Llegados al Aeropuerto, en el salón de Business Class los chicos hicieron tanto lío que me llevé al bebé a pasear por los negocios. Me di cuenta que había biografías críticas y bien documentadas de las acciones de los héroes de la Independencia, reducidos a su condición de meros mortales en situaciones de responsabilidad frente a su país y su gente. Pero ya no me quedaban dracmas para comprarlos.

Al subir al Salón para recuperar a los míos, un tipo se metió de manera desconsiderada en el ascensor. Otro pasajero protestó. Le dije en inglés a esta persona, tratando de que el otro me escuchara clarito: "- Hay cosas que un boleto de Business Class no puede comprar." . El otro me entendió y fingiendo seriedad agregó: "Sí, como por ejemplo, la clase." Le agradecí por su educación, y fui a buscar a los míos.

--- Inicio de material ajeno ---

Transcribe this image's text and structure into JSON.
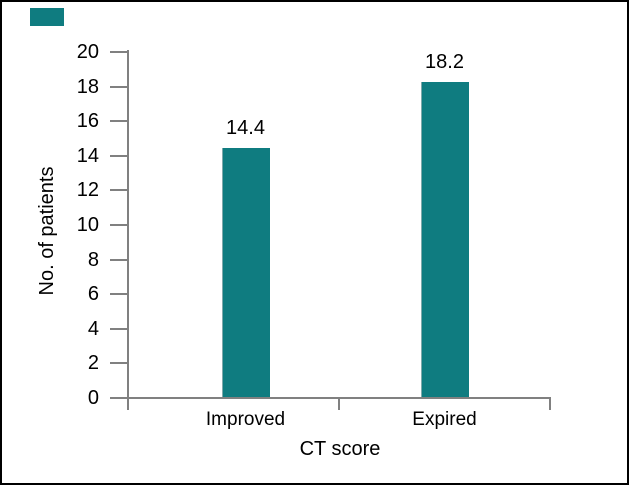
{
  "chart_data": {
    "type": "bar",
    "title": "",
    "categories": [
      "Improved",
      "Expired"
    ],
    "values": [
      14.4,
      18.2
    ],
    "value_labels": [
      "14.4",
      "18.2"
    ],
    "xlabel": "CT score",
    "ylabel": "No. of patients",
    "ylim": [
      0,
      20
    ],
    "yticks": [
      0,
      2,
      4,
      6,
      8,
      10,
      12,
      14,
      16,
      18,
      20
    ],
    "grid": false,
    "legend_position": "none",
    "bar_color": "#0F7C80",
    "axis_color": "#808080",
    "text_color": "#000000",
    "background_color": "#FFFFFF"
  },
  "decorations": {
    "corner_swatch_color": "#0F7C80"
  }
}
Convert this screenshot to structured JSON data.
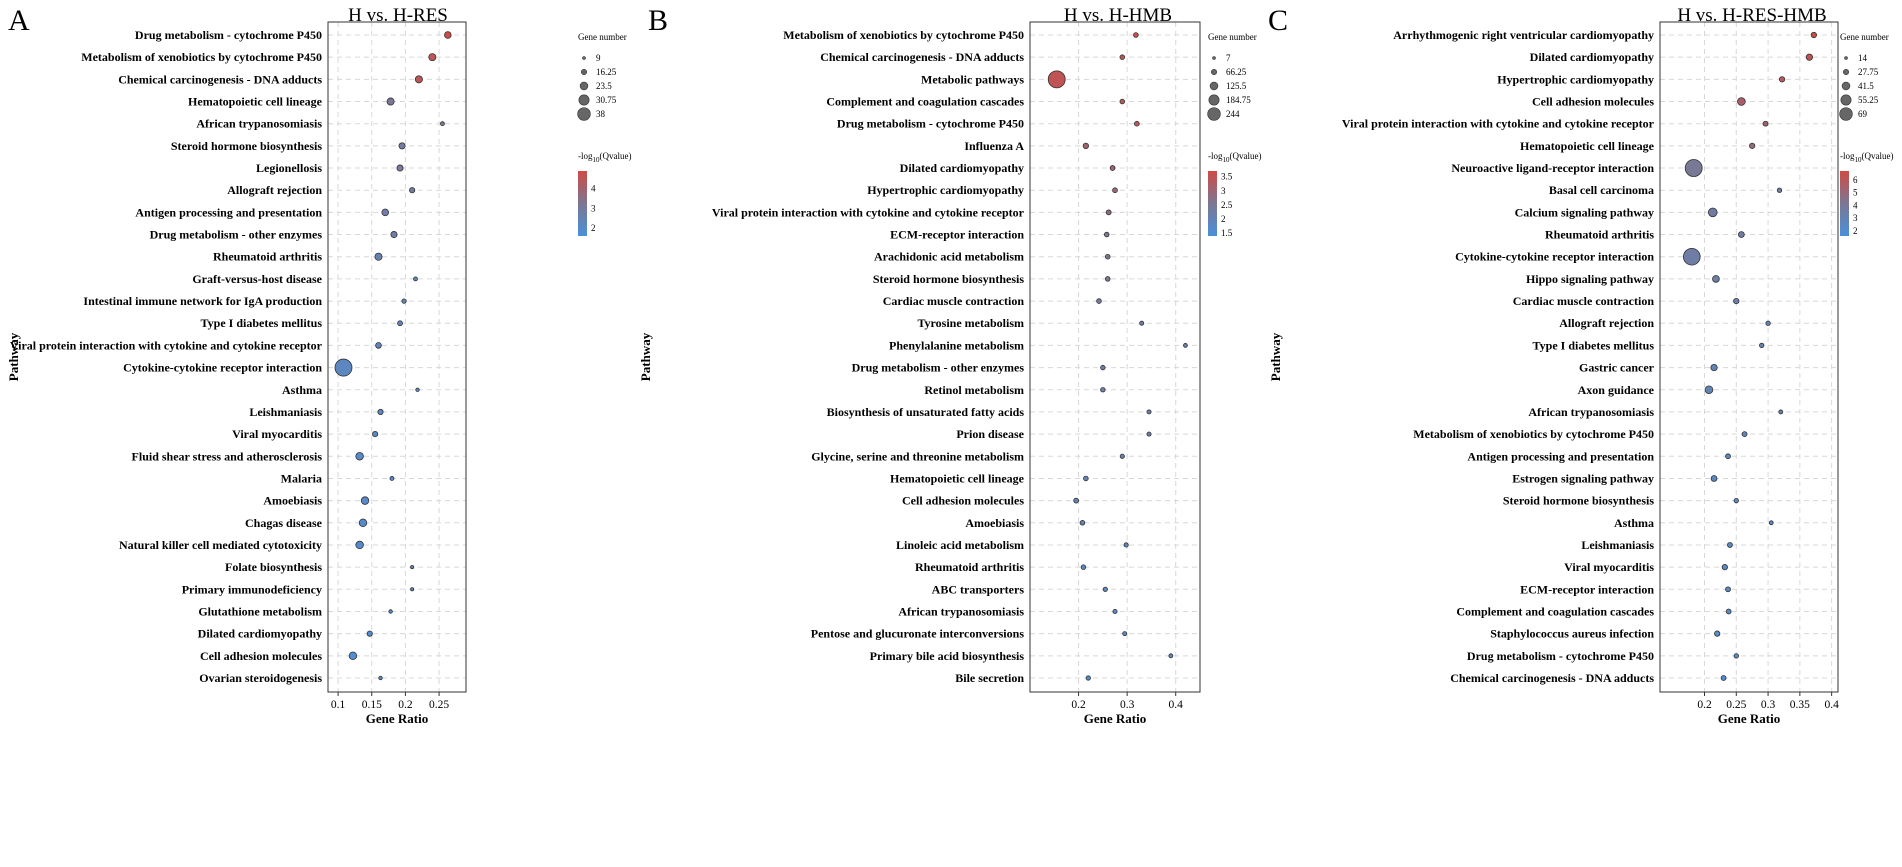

Embarcamos como se suele hacer en Grecia (casi) todo: fue un quilombo. Así y todo, encontramos lugar en el Airbus adonde dejar nuestras cosas, entre ellas un poster de una exposición de fotografías que mi primo Tony había hecho en 1997. Estamos todos muy orgullosos de Tony, es el artista de la familia.

París nos recibió de noche, con lluvia, viento y frío. Teníamos todavía en nuestras pupilas el sol de Grecia, en nuestra piel el calor del sol del Atica, en nuestro corazón el abrazo de nuestras familias.

Pero dentro de mis valijas, cuidadosamente conservadas, nos acompañaban las fotos de mis abuelos. El viaje, nos había devuelto la memoria familiar que la guerra y la emigración nos habían quitado.